Las risas se cortaron cuando el gato, con una ronca voz salida de muy hondo, retrucó:

- Sí, pero me gusta más el magro.

La que se armó. El marchante dijo pies para qué os quiero, salió templando trocha arriba y todavía no ha vuelto. Y es que, según las encantadas, aquel animalón llevaba dentro el alma en pena de un bandido, condenado por sus muchas fechorías.

De Bujaraiza al Tranco, se extienden los desastres del incendio del último verano. Conozco palmo a palmo lo que ha ardido. Me duelen los pinares calcinados, las sabinas centenarias perdidas para siempre, los hermosos parajes arruinados. Y me duele, sobre todo, el dolor de los serranos: la impotencia de los guardas forestales, que pelearon como leones contra tanta adversidad; y el sufrir de quienes han visto quemarse el lugar donde pasaron muchos años de su vida. Ricardo me dice que las llamas han barrido la entrada del cenajo en que vieron la luz tres de sus hijos. Es pobre como los pájaros del monte, pero aquella vieja choza había sido su casa. Y en ella dormían sus recuerdos.

No quiero terminar con esta nota de tristeza. En otoño tiene que llover, y la sierra volverá a ponerse guapa. Aprovechen para hacer el valle del Segura. Desde su unión con Río Madera, siguiendo la calzada milenaria que trazaron los romanos -quedan los restos de un puente-, les irán saliendo al paso los rincones que cobijan aldeas y cortijos olvidados, entre nogales de oro y almeces encendidos. Pare en la Venta de Rampias, y en la de Ticiano, para hablar con los serreños. Ellos son el alma de esta tierra. Porque, -ya lo tengo dicho-, "sin sus hombres y mujeres, la sierra es sólo piedra".
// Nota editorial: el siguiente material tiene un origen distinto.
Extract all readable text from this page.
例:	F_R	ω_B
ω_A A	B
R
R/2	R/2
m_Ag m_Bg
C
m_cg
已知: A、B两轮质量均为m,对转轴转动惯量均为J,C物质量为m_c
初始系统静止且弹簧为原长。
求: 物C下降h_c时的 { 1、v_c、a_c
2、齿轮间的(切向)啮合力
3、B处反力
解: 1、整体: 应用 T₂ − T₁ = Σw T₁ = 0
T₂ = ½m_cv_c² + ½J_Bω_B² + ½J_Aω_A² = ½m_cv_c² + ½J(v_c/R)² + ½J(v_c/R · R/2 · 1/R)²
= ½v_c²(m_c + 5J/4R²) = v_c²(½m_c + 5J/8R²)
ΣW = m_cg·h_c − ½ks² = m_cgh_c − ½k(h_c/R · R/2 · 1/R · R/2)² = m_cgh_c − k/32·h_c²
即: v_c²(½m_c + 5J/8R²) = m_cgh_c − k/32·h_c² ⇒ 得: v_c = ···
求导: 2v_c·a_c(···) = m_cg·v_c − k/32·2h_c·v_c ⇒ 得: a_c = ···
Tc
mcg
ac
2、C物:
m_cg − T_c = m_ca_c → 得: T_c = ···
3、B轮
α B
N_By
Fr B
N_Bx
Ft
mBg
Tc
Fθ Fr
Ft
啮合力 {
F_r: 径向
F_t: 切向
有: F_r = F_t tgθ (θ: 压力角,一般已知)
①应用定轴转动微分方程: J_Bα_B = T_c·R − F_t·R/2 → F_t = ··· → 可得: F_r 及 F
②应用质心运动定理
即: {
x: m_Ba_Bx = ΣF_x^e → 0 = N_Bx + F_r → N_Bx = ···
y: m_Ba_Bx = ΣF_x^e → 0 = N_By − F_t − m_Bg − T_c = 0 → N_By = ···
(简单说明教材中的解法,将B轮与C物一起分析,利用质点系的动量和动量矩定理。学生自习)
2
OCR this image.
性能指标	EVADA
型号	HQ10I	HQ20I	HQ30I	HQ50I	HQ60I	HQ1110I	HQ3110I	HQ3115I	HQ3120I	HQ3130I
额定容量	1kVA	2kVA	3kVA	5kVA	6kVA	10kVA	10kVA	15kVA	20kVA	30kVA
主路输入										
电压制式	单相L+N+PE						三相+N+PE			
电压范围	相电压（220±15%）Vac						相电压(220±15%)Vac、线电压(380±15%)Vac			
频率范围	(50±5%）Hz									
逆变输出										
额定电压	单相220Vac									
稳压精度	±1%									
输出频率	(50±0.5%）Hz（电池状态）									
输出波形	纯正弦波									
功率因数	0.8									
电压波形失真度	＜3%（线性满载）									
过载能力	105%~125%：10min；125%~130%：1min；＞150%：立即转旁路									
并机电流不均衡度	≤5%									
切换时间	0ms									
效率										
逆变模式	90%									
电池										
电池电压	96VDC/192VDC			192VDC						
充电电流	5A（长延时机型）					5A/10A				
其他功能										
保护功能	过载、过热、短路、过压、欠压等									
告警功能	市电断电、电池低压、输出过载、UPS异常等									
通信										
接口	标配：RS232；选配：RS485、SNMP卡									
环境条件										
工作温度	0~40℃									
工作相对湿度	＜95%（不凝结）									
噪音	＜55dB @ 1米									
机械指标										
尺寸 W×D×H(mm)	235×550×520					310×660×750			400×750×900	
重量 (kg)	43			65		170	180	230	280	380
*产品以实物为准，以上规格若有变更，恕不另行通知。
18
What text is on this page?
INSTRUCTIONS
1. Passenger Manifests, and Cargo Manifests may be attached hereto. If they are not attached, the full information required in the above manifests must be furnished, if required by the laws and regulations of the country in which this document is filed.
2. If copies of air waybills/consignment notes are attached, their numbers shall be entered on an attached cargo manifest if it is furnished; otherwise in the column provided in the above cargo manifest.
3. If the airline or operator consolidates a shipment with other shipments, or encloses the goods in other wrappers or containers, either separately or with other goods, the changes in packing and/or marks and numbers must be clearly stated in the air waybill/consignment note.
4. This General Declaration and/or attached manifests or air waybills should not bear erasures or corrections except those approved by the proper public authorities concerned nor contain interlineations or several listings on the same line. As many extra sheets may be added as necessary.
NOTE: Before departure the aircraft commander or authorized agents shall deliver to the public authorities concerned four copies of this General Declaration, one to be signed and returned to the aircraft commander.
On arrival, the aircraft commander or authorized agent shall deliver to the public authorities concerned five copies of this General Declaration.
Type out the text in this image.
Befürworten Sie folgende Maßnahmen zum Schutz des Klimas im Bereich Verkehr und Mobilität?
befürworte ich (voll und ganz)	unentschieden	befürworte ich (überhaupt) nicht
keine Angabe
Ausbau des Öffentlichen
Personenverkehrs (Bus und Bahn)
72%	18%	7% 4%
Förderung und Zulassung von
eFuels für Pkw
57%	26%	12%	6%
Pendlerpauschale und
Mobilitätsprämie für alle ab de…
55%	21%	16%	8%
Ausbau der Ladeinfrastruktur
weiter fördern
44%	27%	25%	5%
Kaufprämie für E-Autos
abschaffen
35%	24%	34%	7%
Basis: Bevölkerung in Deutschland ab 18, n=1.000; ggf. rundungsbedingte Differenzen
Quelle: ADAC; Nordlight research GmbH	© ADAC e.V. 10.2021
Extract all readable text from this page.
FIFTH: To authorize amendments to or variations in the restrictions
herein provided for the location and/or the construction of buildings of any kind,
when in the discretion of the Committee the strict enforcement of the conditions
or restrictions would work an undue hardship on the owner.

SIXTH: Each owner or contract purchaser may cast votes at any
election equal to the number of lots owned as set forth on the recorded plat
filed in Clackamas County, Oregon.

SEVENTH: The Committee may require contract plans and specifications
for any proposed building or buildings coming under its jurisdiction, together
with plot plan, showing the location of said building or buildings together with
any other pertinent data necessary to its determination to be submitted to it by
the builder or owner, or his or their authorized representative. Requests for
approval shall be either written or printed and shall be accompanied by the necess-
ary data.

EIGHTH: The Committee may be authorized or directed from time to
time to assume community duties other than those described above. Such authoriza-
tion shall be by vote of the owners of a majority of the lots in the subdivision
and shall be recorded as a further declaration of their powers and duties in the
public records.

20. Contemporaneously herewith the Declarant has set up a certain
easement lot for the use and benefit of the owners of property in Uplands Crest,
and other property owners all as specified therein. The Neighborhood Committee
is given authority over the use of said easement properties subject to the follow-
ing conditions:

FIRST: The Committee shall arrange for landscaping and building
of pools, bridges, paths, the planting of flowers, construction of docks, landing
Restaurantes. En los hoteles se come bien. Hay buenos restaurantes en Orcera, Siles y Segura. Sin olvidar de El Jaraiz de Peñolite, donde Ángel ofrece cocina del terreno. La gachamiga, con sus cuatro avíos tradicionales -chorizo, magras, pimientos y sardinas-, es su especialidad. Lugares históricos. La Sierra alberga la mayor concentración de torres y castillos de toda España. Con los de Cazorla y La Iruela, recomiendo visitar Hornos -todo el pueblo es una fortaleza, "sobre una peña tajada"- y pasar una mañana en Segura, la joya de la Sierra. Excursiones. Vale la pena visitar los valles del Segura, del Zumeta y Río Madera, las remontes del Borosa y Aguamulas, los barrancos del Guadalentín y del Guazalamanco y las subidas a pie hasta las casetas de fogueros del Cabañas y de Las Banderillas. Y las recién recuperadas sendas de Miller. José Cuenca es Embajador de España.